Trends in Treating Lower Extremity PAD Studied


July 1, 2009—The Society for Vascular Surgery announced that Philip P. Goodney, MD, et al have published a study in the Journal of Vascular Surgery, assessing national trends in comparative treatments for lower extremity peripheral arterial disease (PAD) (2009;50:54–60).

The investigators found that endovascular interventions are now performed much more commonly than bypass surgery when treating lower extremity PAD. They noted that these changes far exceed simple substitution; in fact, more than three additional endovascular interventions were performed for every one procedure declined in lower extremity bypass surgery. During this same time period, major lower extremity amputation rates have fallen by more than 25%. However, further study is needed before any causal link can be established between lower extremity vascular procedures and improved rates of limb salvage in patients with PAD, the investigators concluded.

According to the investigators, advances in endovascular interventions have expanded the options that are available for the invasive treatment of lower extremity PAD. Whether endovascular interventions substitute for conventional bypass surgery or they are simply additive has not been investigated, and their effect on amputation rates is unknown. Therefore, the investigators sought to analyze trends in lower extremity endovascular interventions (angioplasty and atherectomy), lower extremity bypass surgery, and major amputation (above and below the knee) in 100% samples of Medicare Part B beneficiaries between 1996 and 2006. Using physician specialty identifiers, the investigators also examined trends in the specialty performing the primary procedure.

As detailed in the Journal of Vascular Surgery, from 1996 to 2006, the rate of major lower extremity amputation declined significantly (263 to 188 per 100,000; risk ratio [RR] 0.71; 95% confidence interval [CI], 0.6–0.8).

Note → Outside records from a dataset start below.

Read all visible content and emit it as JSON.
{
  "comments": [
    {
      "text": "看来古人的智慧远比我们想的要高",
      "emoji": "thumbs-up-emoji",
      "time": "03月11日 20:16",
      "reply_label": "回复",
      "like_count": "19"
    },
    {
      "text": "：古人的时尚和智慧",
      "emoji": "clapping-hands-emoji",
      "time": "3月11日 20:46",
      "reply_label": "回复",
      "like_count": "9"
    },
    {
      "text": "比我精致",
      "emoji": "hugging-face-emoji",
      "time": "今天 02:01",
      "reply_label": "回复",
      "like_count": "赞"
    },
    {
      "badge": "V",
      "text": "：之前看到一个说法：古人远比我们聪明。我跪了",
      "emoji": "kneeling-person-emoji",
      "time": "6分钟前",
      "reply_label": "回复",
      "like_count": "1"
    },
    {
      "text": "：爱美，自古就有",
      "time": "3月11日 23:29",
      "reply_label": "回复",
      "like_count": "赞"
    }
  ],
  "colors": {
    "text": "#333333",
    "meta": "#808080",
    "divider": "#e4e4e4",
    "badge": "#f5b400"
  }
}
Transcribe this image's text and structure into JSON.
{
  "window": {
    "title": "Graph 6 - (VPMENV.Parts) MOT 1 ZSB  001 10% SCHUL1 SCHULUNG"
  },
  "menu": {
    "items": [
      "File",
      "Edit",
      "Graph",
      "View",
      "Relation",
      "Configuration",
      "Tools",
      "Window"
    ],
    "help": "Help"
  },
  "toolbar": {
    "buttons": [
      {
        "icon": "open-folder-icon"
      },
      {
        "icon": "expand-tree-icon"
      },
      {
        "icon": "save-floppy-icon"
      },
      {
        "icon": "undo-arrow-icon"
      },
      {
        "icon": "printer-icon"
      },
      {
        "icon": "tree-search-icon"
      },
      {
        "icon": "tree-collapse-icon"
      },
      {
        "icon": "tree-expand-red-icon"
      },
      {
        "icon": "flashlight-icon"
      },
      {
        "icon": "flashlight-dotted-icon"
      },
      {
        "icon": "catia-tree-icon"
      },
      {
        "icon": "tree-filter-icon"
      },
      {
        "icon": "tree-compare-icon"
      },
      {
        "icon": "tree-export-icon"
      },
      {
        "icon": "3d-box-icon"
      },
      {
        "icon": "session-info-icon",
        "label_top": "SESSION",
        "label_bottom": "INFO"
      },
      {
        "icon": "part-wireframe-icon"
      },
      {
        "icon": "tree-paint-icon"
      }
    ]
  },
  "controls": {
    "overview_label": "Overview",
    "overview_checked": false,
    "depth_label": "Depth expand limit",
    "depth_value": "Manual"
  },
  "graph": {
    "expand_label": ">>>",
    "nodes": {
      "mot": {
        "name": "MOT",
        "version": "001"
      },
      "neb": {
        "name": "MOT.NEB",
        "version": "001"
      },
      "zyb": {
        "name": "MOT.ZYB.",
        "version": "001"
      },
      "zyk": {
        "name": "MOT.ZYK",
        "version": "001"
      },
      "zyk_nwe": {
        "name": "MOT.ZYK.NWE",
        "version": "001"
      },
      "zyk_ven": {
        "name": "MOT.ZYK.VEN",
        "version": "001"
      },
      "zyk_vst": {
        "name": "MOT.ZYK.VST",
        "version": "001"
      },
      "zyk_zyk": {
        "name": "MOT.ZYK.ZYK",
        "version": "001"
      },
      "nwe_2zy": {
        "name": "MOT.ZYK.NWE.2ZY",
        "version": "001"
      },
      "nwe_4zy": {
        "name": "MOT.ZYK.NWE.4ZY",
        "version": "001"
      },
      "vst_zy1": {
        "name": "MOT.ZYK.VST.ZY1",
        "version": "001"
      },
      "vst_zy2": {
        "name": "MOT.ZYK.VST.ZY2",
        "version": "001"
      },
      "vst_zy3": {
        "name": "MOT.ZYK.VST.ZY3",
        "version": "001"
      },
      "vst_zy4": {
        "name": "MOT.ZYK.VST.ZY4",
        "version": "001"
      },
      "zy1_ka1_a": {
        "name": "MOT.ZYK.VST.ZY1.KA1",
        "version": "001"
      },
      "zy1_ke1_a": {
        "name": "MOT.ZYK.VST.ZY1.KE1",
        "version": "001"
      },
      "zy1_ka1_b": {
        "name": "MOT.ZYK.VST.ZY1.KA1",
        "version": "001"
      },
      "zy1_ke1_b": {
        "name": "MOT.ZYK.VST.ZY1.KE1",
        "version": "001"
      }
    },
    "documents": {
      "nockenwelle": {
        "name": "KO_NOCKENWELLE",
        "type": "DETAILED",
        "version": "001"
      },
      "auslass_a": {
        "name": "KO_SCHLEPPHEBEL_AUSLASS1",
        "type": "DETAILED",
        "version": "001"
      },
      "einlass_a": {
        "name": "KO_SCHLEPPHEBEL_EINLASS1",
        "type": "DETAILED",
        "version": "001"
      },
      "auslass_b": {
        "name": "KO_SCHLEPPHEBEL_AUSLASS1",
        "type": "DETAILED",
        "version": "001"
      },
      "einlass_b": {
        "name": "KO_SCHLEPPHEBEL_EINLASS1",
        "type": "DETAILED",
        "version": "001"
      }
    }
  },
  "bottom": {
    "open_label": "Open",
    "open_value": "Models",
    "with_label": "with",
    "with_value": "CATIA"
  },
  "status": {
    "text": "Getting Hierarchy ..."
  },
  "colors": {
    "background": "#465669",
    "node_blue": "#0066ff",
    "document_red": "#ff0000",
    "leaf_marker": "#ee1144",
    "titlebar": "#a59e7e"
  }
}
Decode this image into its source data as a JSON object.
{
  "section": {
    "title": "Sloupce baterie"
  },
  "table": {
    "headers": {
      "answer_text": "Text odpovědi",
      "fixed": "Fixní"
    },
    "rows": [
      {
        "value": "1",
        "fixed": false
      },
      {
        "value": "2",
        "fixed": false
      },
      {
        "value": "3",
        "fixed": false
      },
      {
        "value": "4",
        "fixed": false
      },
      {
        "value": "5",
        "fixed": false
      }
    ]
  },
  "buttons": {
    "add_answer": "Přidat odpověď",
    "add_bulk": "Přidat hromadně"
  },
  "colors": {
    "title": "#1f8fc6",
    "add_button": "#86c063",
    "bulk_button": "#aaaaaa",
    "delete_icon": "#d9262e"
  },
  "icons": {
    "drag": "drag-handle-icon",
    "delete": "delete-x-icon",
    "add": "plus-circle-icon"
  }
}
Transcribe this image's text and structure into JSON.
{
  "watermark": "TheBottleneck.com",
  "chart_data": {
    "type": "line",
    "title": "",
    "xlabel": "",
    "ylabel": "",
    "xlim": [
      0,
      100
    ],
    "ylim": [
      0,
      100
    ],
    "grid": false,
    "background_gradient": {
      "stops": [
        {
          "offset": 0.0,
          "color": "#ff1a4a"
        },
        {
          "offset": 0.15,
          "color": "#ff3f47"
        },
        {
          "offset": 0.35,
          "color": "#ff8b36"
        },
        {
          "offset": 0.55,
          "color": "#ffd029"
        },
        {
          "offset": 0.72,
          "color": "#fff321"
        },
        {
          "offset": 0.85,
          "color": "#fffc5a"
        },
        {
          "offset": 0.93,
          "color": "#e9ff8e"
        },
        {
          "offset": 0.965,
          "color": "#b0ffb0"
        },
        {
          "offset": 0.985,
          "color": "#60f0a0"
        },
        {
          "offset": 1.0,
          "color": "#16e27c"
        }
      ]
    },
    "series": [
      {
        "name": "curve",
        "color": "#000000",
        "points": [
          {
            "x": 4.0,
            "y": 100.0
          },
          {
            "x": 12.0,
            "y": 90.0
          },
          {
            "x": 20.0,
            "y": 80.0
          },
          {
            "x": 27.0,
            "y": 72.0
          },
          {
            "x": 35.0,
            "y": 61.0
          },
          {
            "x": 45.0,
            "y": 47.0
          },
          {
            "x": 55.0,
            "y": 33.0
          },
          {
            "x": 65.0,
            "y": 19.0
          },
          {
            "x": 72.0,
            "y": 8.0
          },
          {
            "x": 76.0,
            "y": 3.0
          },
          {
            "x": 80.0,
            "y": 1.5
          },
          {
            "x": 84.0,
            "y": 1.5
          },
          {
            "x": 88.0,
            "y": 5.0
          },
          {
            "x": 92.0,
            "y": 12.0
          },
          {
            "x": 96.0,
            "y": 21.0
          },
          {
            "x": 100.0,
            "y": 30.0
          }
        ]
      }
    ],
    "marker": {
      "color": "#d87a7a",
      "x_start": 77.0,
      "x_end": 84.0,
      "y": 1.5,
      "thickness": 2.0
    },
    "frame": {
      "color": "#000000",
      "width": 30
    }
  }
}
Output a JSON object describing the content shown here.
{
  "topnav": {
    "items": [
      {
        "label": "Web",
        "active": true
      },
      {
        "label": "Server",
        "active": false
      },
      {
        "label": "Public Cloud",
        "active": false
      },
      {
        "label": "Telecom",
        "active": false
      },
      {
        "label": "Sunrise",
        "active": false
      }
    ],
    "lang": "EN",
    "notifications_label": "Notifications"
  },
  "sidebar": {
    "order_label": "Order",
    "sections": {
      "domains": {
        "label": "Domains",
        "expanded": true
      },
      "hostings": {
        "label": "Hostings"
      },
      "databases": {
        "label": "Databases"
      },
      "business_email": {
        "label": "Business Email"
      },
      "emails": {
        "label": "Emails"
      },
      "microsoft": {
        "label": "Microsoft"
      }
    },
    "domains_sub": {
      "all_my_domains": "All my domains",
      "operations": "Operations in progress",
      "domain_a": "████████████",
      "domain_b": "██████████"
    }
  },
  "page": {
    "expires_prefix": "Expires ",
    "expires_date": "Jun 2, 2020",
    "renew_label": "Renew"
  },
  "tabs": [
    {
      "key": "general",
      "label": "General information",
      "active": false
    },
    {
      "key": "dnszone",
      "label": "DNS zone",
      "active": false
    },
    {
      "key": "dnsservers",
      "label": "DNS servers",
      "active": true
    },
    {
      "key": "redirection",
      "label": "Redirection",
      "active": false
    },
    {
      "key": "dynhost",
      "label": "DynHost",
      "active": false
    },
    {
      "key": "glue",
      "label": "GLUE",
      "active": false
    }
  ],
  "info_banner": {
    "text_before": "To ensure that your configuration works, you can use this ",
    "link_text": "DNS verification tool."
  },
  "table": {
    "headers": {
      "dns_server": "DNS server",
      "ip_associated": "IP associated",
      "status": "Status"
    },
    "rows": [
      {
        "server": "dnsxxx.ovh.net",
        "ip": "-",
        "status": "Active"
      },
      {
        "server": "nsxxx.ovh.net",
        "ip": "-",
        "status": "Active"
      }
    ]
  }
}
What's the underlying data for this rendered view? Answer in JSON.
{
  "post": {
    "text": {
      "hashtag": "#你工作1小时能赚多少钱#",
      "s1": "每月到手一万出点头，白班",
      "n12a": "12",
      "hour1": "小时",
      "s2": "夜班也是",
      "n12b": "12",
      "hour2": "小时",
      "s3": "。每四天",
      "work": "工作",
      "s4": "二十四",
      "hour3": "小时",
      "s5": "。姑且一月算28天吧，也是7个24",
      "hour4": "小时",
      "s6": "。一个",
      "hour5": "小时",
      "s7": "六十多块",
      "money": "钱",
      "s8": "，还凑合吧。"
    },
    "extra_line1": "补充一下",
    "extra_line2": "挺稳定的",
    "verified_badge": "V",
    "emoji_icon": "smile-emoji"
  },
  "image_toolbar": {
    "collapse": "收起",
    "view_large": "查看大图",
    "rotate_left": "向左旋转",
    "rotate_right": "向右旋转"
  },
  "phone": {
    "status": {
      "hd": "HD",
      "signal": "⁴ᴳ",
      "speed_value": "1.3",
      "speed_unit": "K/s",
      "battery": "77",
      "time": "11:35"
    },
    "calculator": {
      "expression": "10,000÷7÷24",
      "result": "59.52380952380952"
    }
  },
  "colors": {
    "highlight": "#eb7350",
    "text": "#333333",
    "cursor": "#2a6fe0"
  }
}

Endovascular interventions increased more than threefold (from 138 to 455 per 100,000; RR = 3.3; 95% CI, 2.9–3.7), whereas bypass surgery decreased by 42% (219 to 126 per 100,000; RR = 0.58; 95% CI, 0.5–0.7). The increase in endovascular interventions consisted both of a growth in peripheral angioplasty (from 135 to 337 procedures per 100,000; RR = 2.49; 95% CI, 2.2–2.8) and the advent of percutaneous atherectomy (from 3 to 118 per 100,000; RR = 43.12; 95% CI, 34.8–52). Investigators noted that percutaneous atherectomy is a particularly new, expensive, and relatively untested treatment; however, its rate of use has increased by more than 4,100%. In 1996, radiologists performed the majority of endovascular interventions, but by 2006, more than 80% of interventions were performed by cardiologists and vascular surgeons. Overall, the total number of all lower extremity vascular procedures nearly doubled during the decade (from 357 to 581 per 100,000; RR = 1.63; 95% CI, 1.5–1.8), reported the investigators.

"We suspect new procedures may have translated into better outcomes, given the significant decline in amputation rates," commented Dr. Goodney. "However, other aspects of healthcare provided to patients at risk for amputation have changed along with the rates of surgical and endovascular procedures. Medicare patients are much more likely to receive medical and podiatric care, such as cholesterol monitoring, diabetic foot examinations, and blood glucose monitoring, which are aimed more toward preventing amputation now than they were 10 years ago. Our future work aims to determine if amputation rates are falling because of better medical care, changes in revascularization strategies, or a combination of the two."

Dr. Goodney stated that larger and broader clinical trials should compare bypass and endovascular interventions in patients with claudication and critical limb ischemia to further evaluate what medical steps can be taken and what resources should be used to obtain the best functional outcomes in patients with PAD and to prevent death and disability from lower extremity amputation.